Vi el reloj. Era el momento de ver la película china que una amiga me recomendó con entusiasmo: "Es formidable: cuenta la historia de una mujer que hace tallarines y lo sacrifica todo con tal de comprarse un televisor más grande que el de su vecina. No te imaginas el final. De veras es terrible".

Metí la cinta en la videocasetera. Apareció una mujer menuda pregonando en tono desgarrador su mercancía: "¡Tallarines trenzados, tallarines...!" Sentí curiosidad por el personaje. De pronto la pantalla se oscureció. Se había ido la luz.

Con la esperanza de que la energía se restableciera pronto, quise aprovechar la claridad vespertina para adelantar algunas tareas del lunes. Entré en mi cuarto. El bochorno acumulado me hizo refugiarme en la sala. Abrí la ventana. Doña Celia, que antes apenas me había dispensado el saludo, me gritó desde su terraza: "¿Tampoco tiene luz?" Saber que no era la única afectada desterró mi temor de que el apagón pudiera deberse a una falla más en mis instalaciones.

En la ventana de enfrente apareció el vecino y sentenció: "De seguro fue un transformador". Sin dar tiempo a comentarios explicó el motivo de su deducción: "Antes de que se fuera la luz escuché un ruido muy fuerte. ¿No lo oyeron?" La señora Celia se animó: "Sí. Pensé que se trataba de un choque". Janet, la gimnasta que vive en la casa remodelada, opinó desde su azotea: "Pensé que mi antena se había caído y subí a revisarla, pero está bien. ¿Qué pasará?" Me ofrecí para llamar a la delegación para reportar la falla. Después de hacerlo regresé a mi observatorio. "¿Qué le dijeron?", me preguntó ansiosa doña Celia. Mi respuesta no la tranquilizó: "que no saben nada, pero van a pasarle el reporte a un ingeniero". Un anciano al que nunca antes había visto salió a la puerta: "a lo mejor nos la cortaron".
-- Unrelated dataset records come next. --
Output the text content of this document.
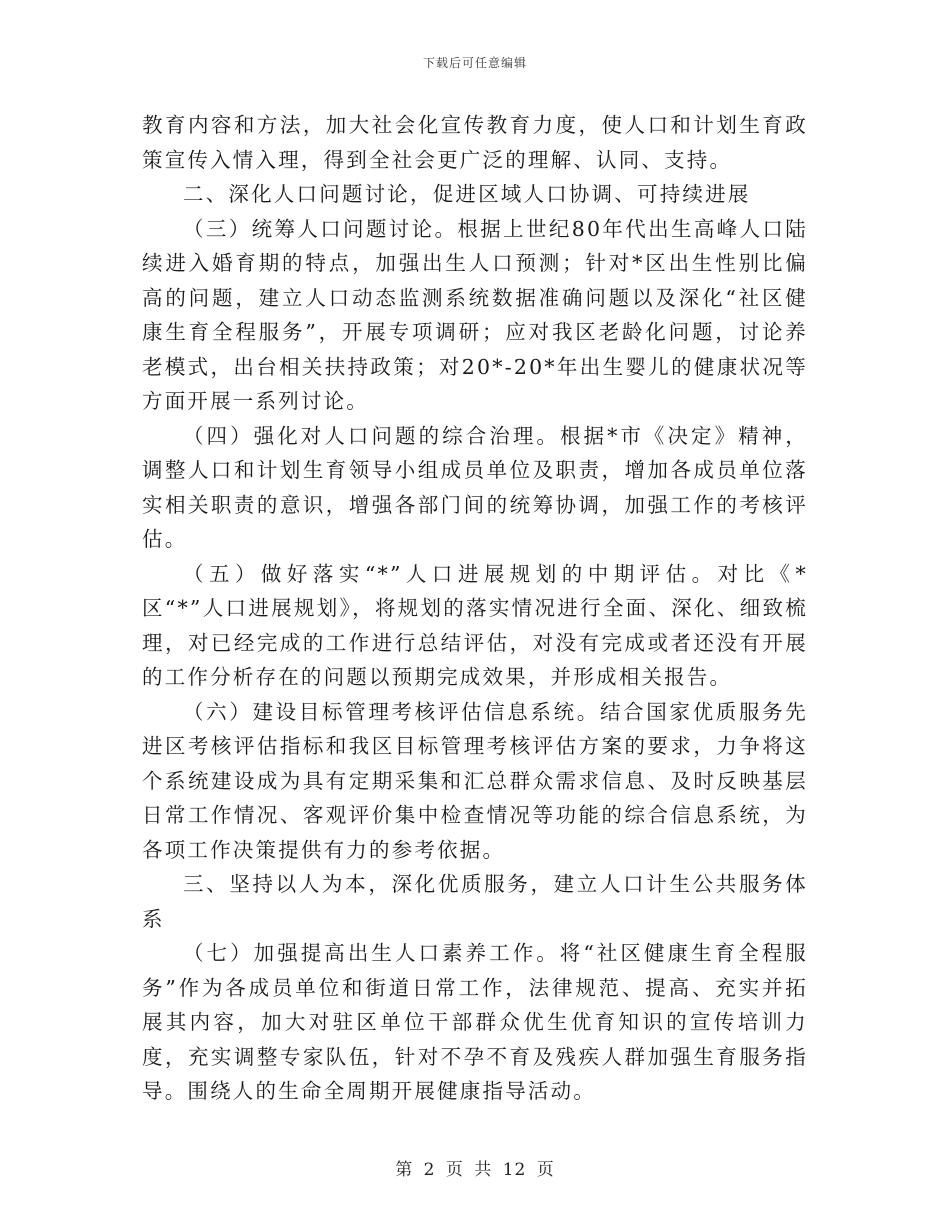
下载后可任意编辑

教育内容和方法，加大社会化宣传教育力度，使人口和计划生育政策宣传入情入理，得到全社会更广泛的理解、认同、支持。

二、深化人口问题讨论，促进区域人口协调、可持续进展

（三）统筹人口问题讨论。根据上世纪80年代出生高峰人口陆续进入婚育期的特点，加强出生人口预测；针对*区出生性别比偏高的问题，建立人口动态监测系统数据准确问题以及深化“社区健康生育全程服务”，开展专项调研；应对我区老龄化问题，讨论养老模式，出台相关扶持政策；对20*-20*年出生婴儿的健康状况等方面开展一系列讨论。

（四）强化对人口问题的综合治理。根据*市《决定》精神，调整人口和计划生育领导小组成员单位及职责，增加各成员单位落实相关职责的意识，增强各部门间的统筹协调，加强工作的考核评估。

（五）做好落实“*”人口进展规划的中期评估。对比《*区“*”人口进展规划》，将规划的落实情况进行全面、深化、细致梳理，对已经完成的工作进行总结评估，对没有完成或者还没有开展的工作分析存在的问题以预期完成效果，并形成相关报告。

（六）建设目标管理考核评估信息系统。结合国家优质服务先进区考核评估指标和我区目标管理考核评估方案的要求，力争将这个系统建设成为具有定期采集和汇总群众需求信息、及时反映基层日常工作情况、客观评价集中检查情况等功能的综合信息系统，为各项工作决策提供有力的参考依据。

三、坚持以人为本，深化优质服务，建立人口计生公共服务体系

（七）加强提高出生人口素养工作。将“社区健康生育全程服务”作为各成员单位和街道日常工作，法律规范、提高、充实并拓展其内容，加大对驻区单位干部群众优生优育知识的宣传培训力度，充实调整专家队伍，针对不孕不育及残疾人群加强生育服务指导。围绕人的生命全周期开展健康指导活动。

第 2 页 共 12 页
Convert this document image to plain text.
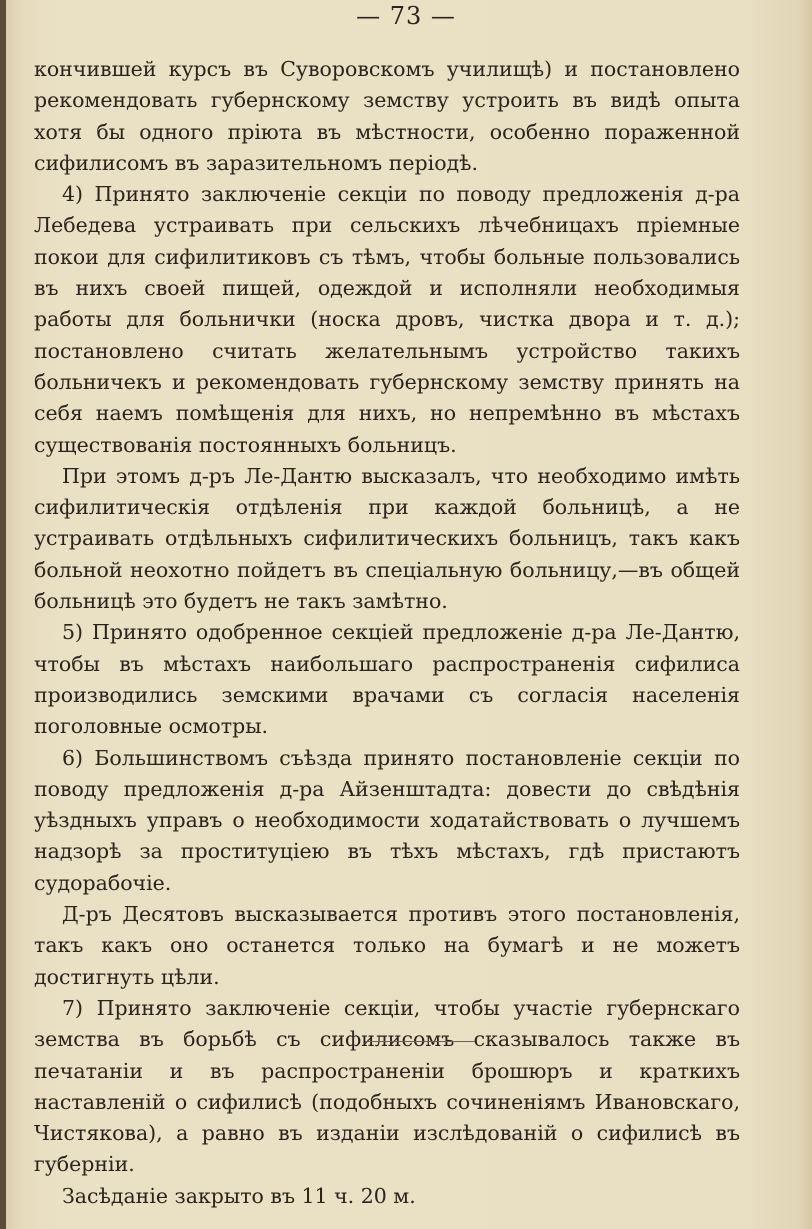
— 73 —

кончившей курсъ въ Суворовскомъ училищѣ) и постановлено рекомендовать губернскому земству устроить въ видѣ опыта хотя бы одного прiюта въ мѣстности, особенно пораженной сифилисомъ въ заразительномъ перiодѣ.

4) Принято заключенiе секцiи по поводу предложенiя д-ра Лебедева устраивать при сельскихъ лѣчебницахъ прiемные покои для сифилитиковъ съ тѣмъ, чтобы больные пользовались въ нихъ своей пищей, одеждой и исполняли необходимыя работы для больнички (носка дровъ, чистка двора и т. д.); постановлено считать желательнымъ устройство такихъ больничекъ и рекомендовать губернскому земству принять на себя наемъ помѣщенiя для нихъ, но непремѣнно въ мѣстахъ существованiя постоянныхъ больницъ.

При этомъ д-ръ Ле-Дантю высказалъ, что необходимо имѣть сифилитическiя отдѣленiя при каждой больницѣ, а не устраивать отдѣльныхъ сифилитическихъ больницъ, такъ какъ больной неохотно пойдетъ въ спецiальную больницу,—въ общей больницѣ это будетъ не такъ замѣтно.

5) Принято одобренное секцiей предложенiе д-ра Ле-Дантю, чтобы въ мѣстахъ наибольшаго распространенiя сифилиса производились земскими врачами съ согласiя населенiя поголовные осмотры.

6) Большинствомъ съѣзда принято постановленiе секцiи по поводу предложенiя д-ра Айзенштадта: довести до свѣдѣнiя уѣздныхъ управъ о необходимости ходатайствовать о лучшемъ надзорѣ за проституцiею въ тѣхъ мѣстахъ, гдѣ пристаютъ судорабочiе.

Д-ръ Десятовъ высказывается противъ этого постановленiя, такъ какъ оно останется только на бумагѣ и не можетъ достигнуть цѣли.

7) Принято заключенiе секцiи, чтобы участiе губернскаго земства въ борьбѣ съ сифилисомъ сказывалось также въ печатанiи и въ распространенiи брошюръ и краткихъ наставленiй о сифилисѣ (подобныхъ сочиненiямъ Ивановскаго, Чистякова), а равно въ изданiи изслѣдованiй о сифилисѣ въ губернiи.

Засѣданiе закрыто въ 11 ч. 20 м.
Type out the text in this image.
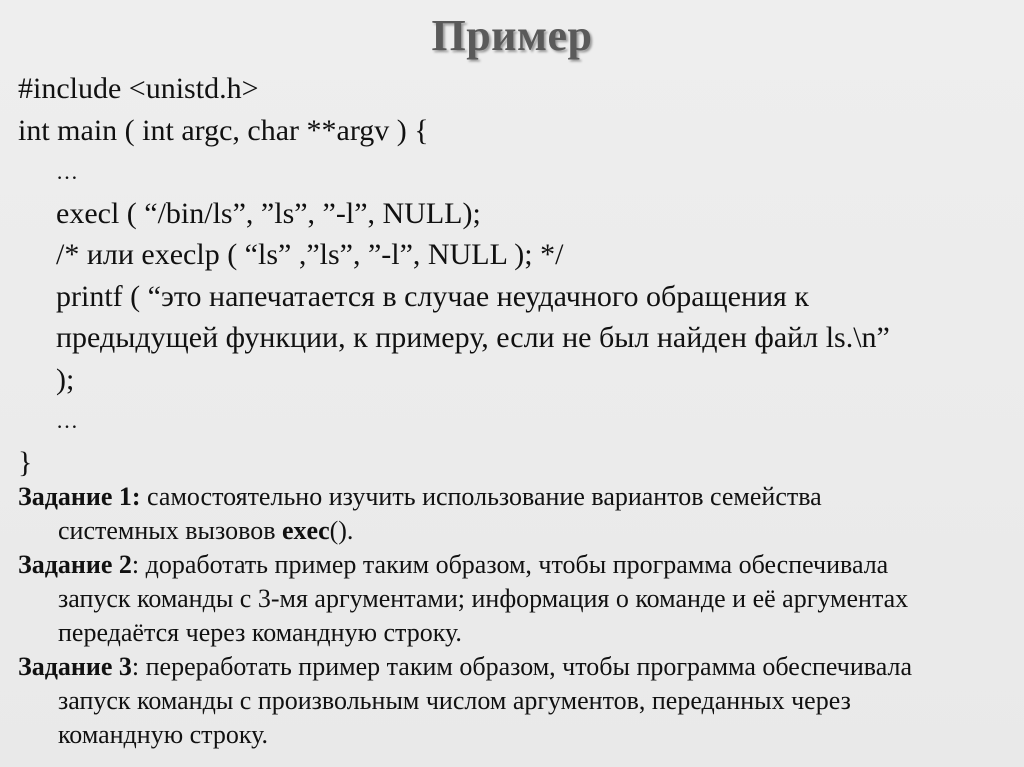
Пример
#include <unistd.h>
int main ( int argc, char **argv ) {
…
execl ( “/bin/ls”, ”ls”, ”-l”, NULL);
/* или execlp ( “ls” ,”ls”, ”-l”, NULL ); */
printf ( “это напечатается в случае неудачного обращения к
предыдущей функции, к примеру, если не был найден файл ls.\n”
);
…
}
Задание 1: самостоятельно изучить использование вариантов семейства
системных вызовов exec().
Задание 2: доработать пример таким образом, чтобы программа обеспечивала
запуск команды с 3-мя аргументами; информация о команде и её аргументах
передаётся через командную строку.
Задание 3: переработать пример таким образом, чтобы программа обеспечивала
запуск команды с произвольным числом аргументов, переданных через
командную строку.
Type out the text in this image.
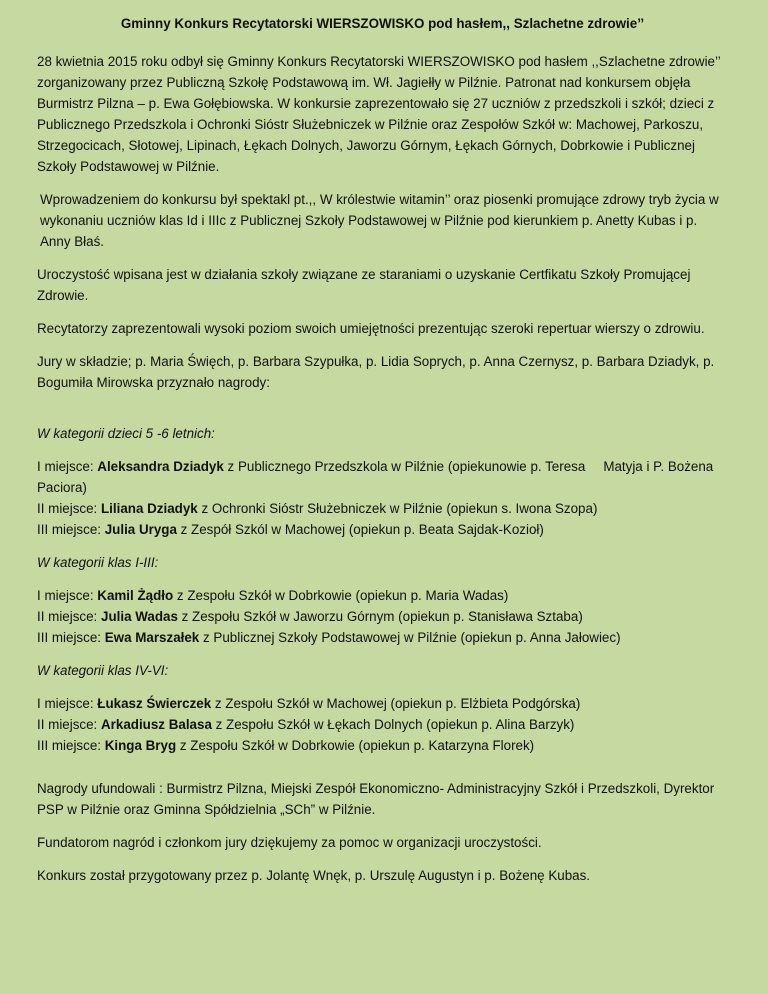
Gminny Konkurs Recytatorski WIERSZOWISKO pod hasłem,, Szlachetne zdrowie’’

28 kwietnia 2015 roku odbył się Gminny Konkurs Recytatorski WIERSZOWISKO pod hasłem ,,Szlachetne zdrowie’’ zorganizowany przez Publiczną Szkołę Podstawową im. Wł. Jagiełły w Pilźnie. Patronat nad konkursem objęła Burmistrz Pilzna – p. Ewa Gołębiowska. W konkursie zaprezentowało się 27 uczniów z przedszkoli i szkół; dzieci z Publicznego Przedszkola i Ochronki Sióstr Służebniczek w Pilźnie oraz Zespołów Szkół w: Machowej, Parkoszu, Strzegocicach, Słotowej, Lipinach, Łękach Dolnych, Jaworzu Górnym, Łękach Górnych, Dobrkowie i Publicznej Szkoły Podstawowej w Pilźnie.

Wprowadzeniem do konkursu był spektakl pt.,, W królestwie witamin’’ oraz piosenki promujące zdrowy tryb życia w wykonaniu uczniów klas Id i IIIc z Publicznej Szkoły Podstawowej w Pilźnie pod kierunkiem p. Anetty Kubas i p. Anny Błaś.

Uroczystość wpisana jest w działania szkoły związane ze staraniami o uzyskanie Certfikatu Szkoły Promującej Zdrowie.

Recytatorzy zaprezentowali wysoki poziom swoich umiejętności prezentując szeroki repertuar wierszy o zdrowiu.

Jury w składzie; p. Maria Święch, p. Barbara Szypułka, p. Lidia Soprych, p. Anna Czernysz, p. Barbara Dziadyk, p. Bogumiła Mirowska przyznało nagrody:

W kategorii dzieci 5 -6 letnich:
I miejsce: Aleksandra Dziadyk z Publicznego Przedszkola w Pilźnie (opiekunowie p. Teresa Matyja i P. Bożena Paciora)
II miejsce: Liliana Dziadyk z Ochronki Sióstr Służebniczek w Pilźnie (opiekun s. Iwona Szopa)
III miejsce: Julia Uryga z Zespół Szkól w Machowej (opiekun p. Beata Sajdak-Kozioł)
W kategorii klas I-III:
I miejsce: Kamil Żądło z Zespołu Szkół w Dobrkowie (opiekun p. Maria Wadas)
II miejsce: Julia Wadas z Zespołu Szkół w Jaworzu Górnym (opiekun p. Stanisława Sztaba)
III miejsce: Ewa Marszałek z Publicznej Szkoły Podstawowej w Pilźnie (opiekun p. Anna Jałowiec)
W kategorii klas IV-VI:
I miejsce: Łukasz Świerczek z Zespołu Szkół w Machowej (opiekun p. Elżbieta Podgórska)
II miejsce: Arkadiusz Balasa z Zespołu Szkół w Łękach Dolnych (opiekun p. Alina Barzyk)
III miejsce: Kinga Bryg z Zespołu Szkół w Dobrkowie (opiekun p. Katarzyna Florek)

Nagrody ufundowali : Burmistrz Pilzna, Miejski Zespół Ekonomiczno- Administracyjny Szkół i Przedszkoli, Dyrektor PSP w Pilźnie oraz Gminna Spółdzielnia „SCh” w Pilźnie.

Fundatorom nagród i członkom jury dziękujemy za pomoc w organizacji uroczystości.

Konkurs został przygotowany przez p. Jolantę Wnęk, p. Urszulę Augustyn i p. Bożenę Kubas.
El encargado del condominio, célebre por las fiestas que organiza el dueño del penthouse, se ofendió: "pues aquí nadie debe nada. Todos pagan a tiempo". El viejo no se dejó avasallar: "Me alegro por ellos. Pero si fue el transformador, también se fregaron". Janet dijo que iba a llamar otra vez a la compañía: "de seguro hay personal de guardia". Escuchamos la carcajada de otro vecino que es profesor de matemáticas: "no me haga reír. En este país donde nos la pasamos haciendo puentes, ¿crees que habría alguien que trabaje en domingo?"

Por la ventana del edificio de enfrente se asomó una mujer con la cabeza envuelta en una pañoleta: "¿alguien tiene una vela que me preste?". El anciano respondió: "sí, pero no puedo subir escaleras. Si usted quiere bajar..." De la casa amarilla a mitad de la cuadra salió una señora a la que sólo he visto en el banco: "voy a aprovechar para darles una regadita a los árboles de la calle. Son de todos pero a los pobrecitos nadie los cuida". Enseguida aparecieron otros voluntarios para regar los liquidámbares y troenos que hay en la cuadra. El aire se llenó con el olor de la tierra mojada y se escuchó la música del piano. Al volver la luz se suspendió el concierto, las voces se apagaron, la calle quedó otra vez vacía y las ventanas cerradas. El sueño de la comunidad había terminado. Volvíamos a ser desconocidos.